Your Second Home: Should You Sell or Pass It Down to Your Kids?
ByTo some it’s a source of family harmony. To others, however, it’s a source of great family division, anger, and strife. Yes, it’s the old family cottage or vacation property or compound or camp or call it what you will. And now with summer coming to a close, many Americans are trying to figure out what to do with their piece of heaven on earth.
Should they sell the property that has produced fond memories of times spent with loved ones? Or should they give it to their children? Or should they do something entirely different?

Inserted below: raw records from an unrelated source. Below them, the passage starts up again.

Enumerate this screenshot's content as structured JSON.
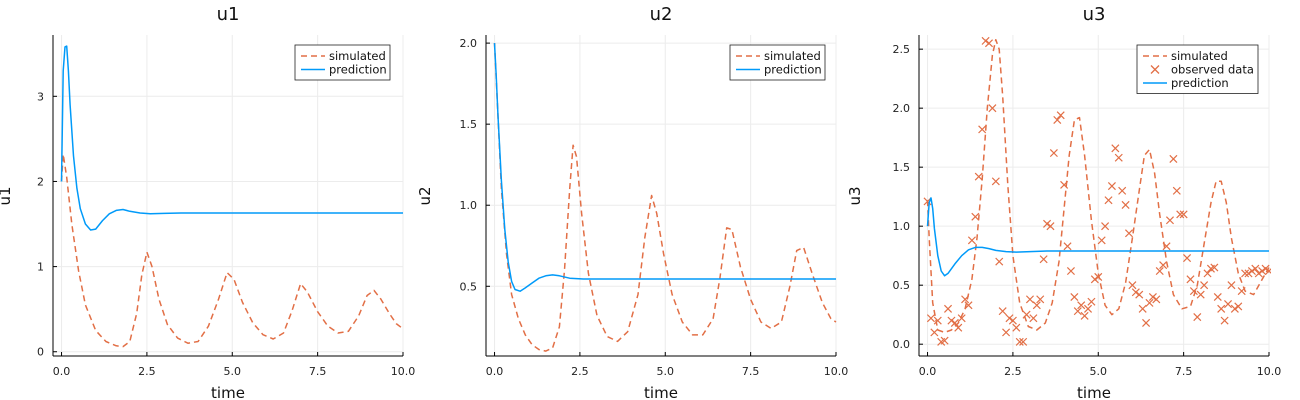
{
  "colors": {
    "simulated": "#e26f46",
    "prediction": "#009af9",
    "observed": "#e26f46",
    "grid": "#ececec",
    "axis": "#000000"
  },
  "chart_data": [
    {
      "type": "line",
      "title": "u1",
      "xlabel": "time",
      "ylabel": "u1",
      "xlim": [
        -0.25,
        10.0
      ],
      "ylim": [
        -0.05,
        3.72
      ],
      "xticks": [
        0.0,
        2.5,
        5.0,
        7.5,
        10.0
      ],
      "xtick_labels": [
        "0.0",
        "2.5",
        "5.0",
        "7.5",
        "10.0"
      ],
      "yticks": [
        0,
        1,
        2,
        3
      ],
      "ytick_labels": [
        "0",
        "1",
        "2",
        "3"
      ],
      "grid": true,
      "legend": "top-right",
      "legend_entries": [
        "simulated",
        "prediction"
      ],
      "series": [
        {
          "name": "simulated",
          "style": "dashed",
          "x": [
            0.0,
            0.05,
            0.15,
            0.3,
            0.5,
            0.7,
            1.0,
            1.3,
            1.6,
            1.8,
            2.0,
            2.2,
            2.35,
            2.5,
            2.65,
            2.85,
            3.1,
            3.4,
            3.7,
            4.0,
            4.3,
            4.6,
            4.85,
            5.05,
            5.3,
            5.6,
            5.9,
            6.2,
            6.5,
            6.75,
            7.0,
            7.2,
            7.5,
            7.8,
            8.1,
            8.4,
            8.7,
            8.95,
            9.15,
            9.35,
            9.6,
            9.8,
            10.0
          ],
          "y": [
            2.0,
            2.32,
            2.05,
            1.5,
            0.95,
            0.55,
            0.25,
            0.12,
            0.07,
            0.06,
            0.12,
            0.45,
            0.9,
            1.17,
            1.0,
            0.62,
            0.32,
            0.16,
            0.1,
            0.12,
            0.3,
            0.62,
            0.93,
            0.85,
            0.58,
            0.34,
            0.2,
            0.15,
            0.22,
            0.48,
            0.8,
            0.7,
            0.47,
            0.3,
            0.22,
            0.24,
            0.42,
            0.66,
            0.72,
            0.62,
            0.45,
            0.33,
            0.27
          ]
        },
        {
          "name": "prediction",
          "style": "solid",
          "x": [
            0.0,
            0.05,
            0.1,
            0.15,
            0.2,
            0.25,
            0.35,
            0.45,
            0.55,
            0.7,
            0.85,
            1.0,
            1.2,
            1.4,
            1.6,
            1.8,
            2.0,
            2.3,
            2.6,
            3.0,
            3.5,
            4.0,
            5.0,
            6.0,
            7.0,
            8.0,
            9.0,
            10.0
          ],
          "y": [
            2.0,
            3.3,
            3.58,
            3.59,
            3.3,
            2.9,
            2.3,
            1.92,
            1.68,
            1.5,
            1.43,
            1.44,
            1.54,
            1.62,
            1.66,
            1.67,
            1.65,
            1.63,
            1.62,
            1.625,
            1.63,
            1.63,
            1.63,
            1.63,
            1.63,
            1.63,
            1.63,
            1.63
          ]
        }
      ]
    },
    {
      "type": "line",
      "title": "u2",
      "xlabel": "time",
      "ylabel": "u2",
      "xlim": [
        -0.25,
        10.0
      ],
      "ylim": [
        0.07,
        2.05
      ],
      "xticks": [
        0.0,
        2.5,
        5.0,
        7.5,
        10.0
      ],
      "xtick_labels": [
        "0.0",
        "2.5",
        "5.0",
        "7.5",
        "10.0"
      ],
      "yticks": [
        0.5,
        1.0,
        1.5,
        2.0
      ],
      "ytick_labels": [
        "0.5",
        "1.0",
        "1.5",
        "2.0"
      ],
      "grid": true,
      "legend": "top-right",
      "legend_entries": [
        "simulated",
        "prediction"
      ],
      "series": [
        {
          "name": "simulated",
          "style": "dashed",
          "x": [
            0.0,
            0.1,
            0.2,
            0.35,
            0.5,
            0.7,
            0.9,
            1.1,
            1.3,
            1.5,
            1.7,
            1.9,
            2.05,
            2.2,
            2.3,
            2.4,
            2.55,
            2.75,
            3.0,
            3.3,
            3.6,
            3.9,
            4.2,
            4.4,
            4.6,
            4.75,
            4.95,
            5.2,
            5.5,
            5.8,
            6.1,
            6.4,
            6.6,
            6.8,
            6.95,
            7.2,
            7.5,
            7.8,
            8.1,
            8.4,
            8.65,
            8.85,
            9.05,
            9.3,
            9.6,
            9.85,
            10.0
          ],
          "y": [
            2.0,
            1.55,
            1.1,
            0.7,
            0.45,
            0.3,
            0.2,
            0.14,
            0.11,
            0.1,
            0.12,
            0.25,
            0.6,
            1.1,
            1.37,
            1.3,
            0.95,
            0.58,
            0.32,
            0.19,
            0.16,
            0.22,
            0.45,
            0.8,
            1.06,
            0.95,
            0.7,
            0.45,
            0.28,
            0.2,
            0.2,
            0.3,
            0.55,
            0.86,
            0.85,
            0.62,
            0.42,
            0.28,
            0.24,
            0.28,
            0.5,
            0.72,
            0.74,
            0.58,
            0.4,
            0.3,
            0.28
          ]
        },
        {
          "name": "prediction",
          "style": "solid",
          "x": [
            0.0,
            0.05,
            0.1,
            0.2,
            0.3,
            0.4,
            0.5,
            0.6,
            0.75,
            0.9,
            1.1,
            1.3,
            1.5,
            1.7,
            1.9,
            2.2,
            2.6,
            3.0,
            3.5,
            4.0,
            5.0,
            6.0,
            7.0,
            8.0,
            9.0,
            10.0
          ],
          "y": [
            2.0,
            1.8,
            1.55,
            1.15,
            0.85,
            0.65,
            0.53,
            0.48,
            0.47,
            0.49,
            0.52,
            0.55,
            0.565,
            0.57,
            0.565,
            0.55,
            0.545,
            0.545,
            0.545,
            0.545,
            0.545,
            0.545,
            0.545,
            0.545,
            0.545,
            0.545
          ]
        }
      ]
    },
    {
      "type": "line",
      "title": "u3",
      "xlabel": "time",
      "ylabel": "u3",
      "xlim": [
        -0.25,
        10.0
      ],
      "ylim": [
        -0.1,
        2.62
      ],
      "xticks": [
        0.0,
        2.5,
        5.0,
        7.5,
        10.0
      ],
      "xtick_labels": [
        "0.0",
        "2.5",
        "5.0",
        "7.5",
        "10.0"
      ],
      "yticks": [
        0.0,
        0.5,
        1.0,
        1.5,
        2.0,
        2.5
      ],
      "ytick_labels": [
        "0.0",
        "0.5",
        "1.0",
        "1.5",
        "2.0",
        "2.5"
      ],
      "grid": true,
      "legend": "top-right",
      "legend_entries": [
        "simulated",
        "observed data",
        "prediction"
      ],
      "series": [
        {
          "name": "simulated",
          "style": "dashed",
          "x": [
            0.0,
            0.05,
            0.15,
            0.3,
            0.5,
            0.7,
            0.9,
            1.1,
            1.3,
            1.45,
            1.6,
            1.75,
            1.9,
            2.0,
            2.1,
            2.2,
            2.35,
            2.5,
            2.7,
            2.95,
            3.2,
            3.45,
            3.65,
            3.85,
            4.0,
            4.15,
            4.3,
            4.45,
            4.6,
            4.8,
            5.0,
            5.2,
            5.4,
            5.6,
            5.8,
            6.0,
            6.2,
            6.35,
            6.5,
            6.65,
            6.8,
            7.0,
            7.2,
            7.45,
            7.7,
            7.9,
            8.1,
            8.3,
            8.45,
            8.6,
            8.75,
            8.9,
            9.1,
            9.3,
            9.55,
            9.8,
            10.0
          ],
          "y": [
            1.22,
            0.9,
            0.35,
            0.12,
            0.1,
            0.12,
            0.18,
            0.3,
            0.55,
            0.9,
            1.4,
            2.0,
            2.45,
            2.58,
            2.5,
            2.1,
            1.35,
            0.75,
            0.35,
            0.15,
            0.12,
            0.18,
            0.35,
            0.7,
            1.15,
            1.6,
            1.9,
            1.92,
            1.6,
            1.05,
            0.6,
            0.33,
            0.25,
            0.3,
            0.52,
            0.9,
            1.3,
            1.6,
            1.65,
            1.45,
            1.1,
            0.7,
            0.42,
            0.3,
            0.32,
            0.5,
            0.85,
            1.2,
            1.38,
            1.38,
            1.2,
            0.9,
            0.6,
            0.45,
            0.42,
            0.55,
            0.65
          ]
        },
        {
          "name": "observed data",
          "style": "markers",
          "x": [
            0.0,
            0.1,
            0.2,
            0.3,
            0.4,
            0.5,
            0.6,
            0.7,
            0.8,
            0.9,
            1.0,
            1.1,
            1.2,
            1.3,
            1.4,
            1.5,
            1.6,
            1.7,
            1.8,
            1.9,
            2.0,
            2.1,
            2.2,
            2.3,
            2.4,
            2.5,
            2.6,
            2.7,
            2.8,
            2.9,
            3.0,
            3.1,
            3.2,
            3.3,
            3.4,
            3.5,
            3.6,
            3.7,
            3.8,
            3.9,
            4.0,
            4.1,
            4.2,
            4.3,
            4.4,
            4.5,
            4.6,
            4.7,
            4.8,
            4.9,
            5.0,
            5.1,
            5.2,
            5.3,
            5.4,
            5.5,
            5.6,
            5.7,
            5.8,
            5.9,
            6.0,
            6.1,
            6.2,
            6.3,
            6.4,
            6.5,
            6.6,
            6.7,
            6.8,
            6.9,
            7.0,
            7.1,
            7.2,
            7.3,
            7.4,
            7.5,
            7.6,
            7.7,
            7.8,
            7.9,
            8.0,
            8.1,
            8.2,
            8.3,
            8.4,
            8.5,
            8.6,
            8.7,
            8.8,
            8.9,
            9.0,
            9.1,
            9.2,
            9.3,
            9.4,
            9.5,
            9.6,
            9.7,
            9.8,
            9.9,
            10.0
          ],
          "y": [
            1.21,
            0.22,
            0.1,
            0.2,
            0.02,
            0.03,
            0.3,
            0.2,
            0.18,
            0.14,
            0.22,
            0.38,
            0.33,
            0.88,
            1.08,
            1.42,
            1.82,
            2.57,
            2.55,
            2.0,
            1.38,
            0.7,
            0.28,
            0.1,
            0.22,
            0.2,
            0.14,
            0.02,
            0.02,
            0.25,
            0.38,
            0.22,
            0.33,
            0.38,
            0.72,
            1.02,
            1.0,
            1.62,
            1.9,
            1.94,
            1.35,
            0.83,
            0.62,
            0.4,
            0.28,
            0.33,
            0.24,
            0.3,
            0.36,
            0.55,
            0.57,
            0.88,
            1.0,
            1.22,
            1.34,
            1.66,
            1.58,
            1.3,
            1.18,
            0.94,
            0.5,
            0.44,
            0.42,
            0.3,
            0.18,
            0.35,
            0.4,
            0.38,
            0.62,
            0.67,
            0.83,
            1.05,
            1.57,
            1.3,
            1.1,
            1.1,
            0.73,
            0.55,
            0.45,
            0.23,
            0.42,
            0.5,
            0.6,
            0.64,
            0.65,
            0.4,
            0.3,
            0.2,
            0.34,
            0.5,
            0.3,
            0.32,
            0.45,
            0.6,
            0.6,
            0.62,
            0.64,
            0.6,
            0.62,
            0.64,
            0.62
          ]
        },
        {
          "name": "prediction",
          "style": "solid",
          "x": [
            0.0,
            0.05,
            0.1,
            0.15,
            0.2,
            0.3,
            0.4,
            0.5,
            0.6,
            0.8,
            1.0,
            1.2,
            1.4,
            1.6,
            1.8,
            2.0,
            2.3,
            2.6,
            3.0,
            3.5,
            4.0,
            5.0,
            6.0,
            7.0,
            8.0,
            9.0,
            10.0
          ],
          "y": [
            1.0,
            1.2,
            1.24,
            1.15,
            0.98,
            0.75,
            0.62,
            0.58,
            0.6,
            0.68,
            0.75,
            0.8,
            0.82,
            0.82,
            0.81,
            0.795,
            0.785,
            0.78,
            0.785,
            0.79,
            0.79,
            0.79,
            0.79,
            0.79,
            0.79,
            0.79,
            0.79
          ]
        }
      ]
    }
  ]
}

Andrew Lee, a lawyer with Schaden Katzman Lampert & McClune in Bloomfield, CO says families should deal with the issues in four steps.
1. Have a heart to heart. The first step is a sit-down between the family cottage owners – the parents usually – and their children. “It’s best to talk about it ahead of time,” he says. Otherwise, it can be a huge mess.
2. Transfer the property. Getting a handle on whether and who wants the cottage is one piece of the puzzle.
3. Create an LLC. Figuring out what “legal entity” should hold the family cottage must also be addressed, says Lee.
4. Draft an operating agreement. No matter how the family cottage is owned, Lee says it’s crucial that there is an “entity agreement” in place that becomes the law of the land.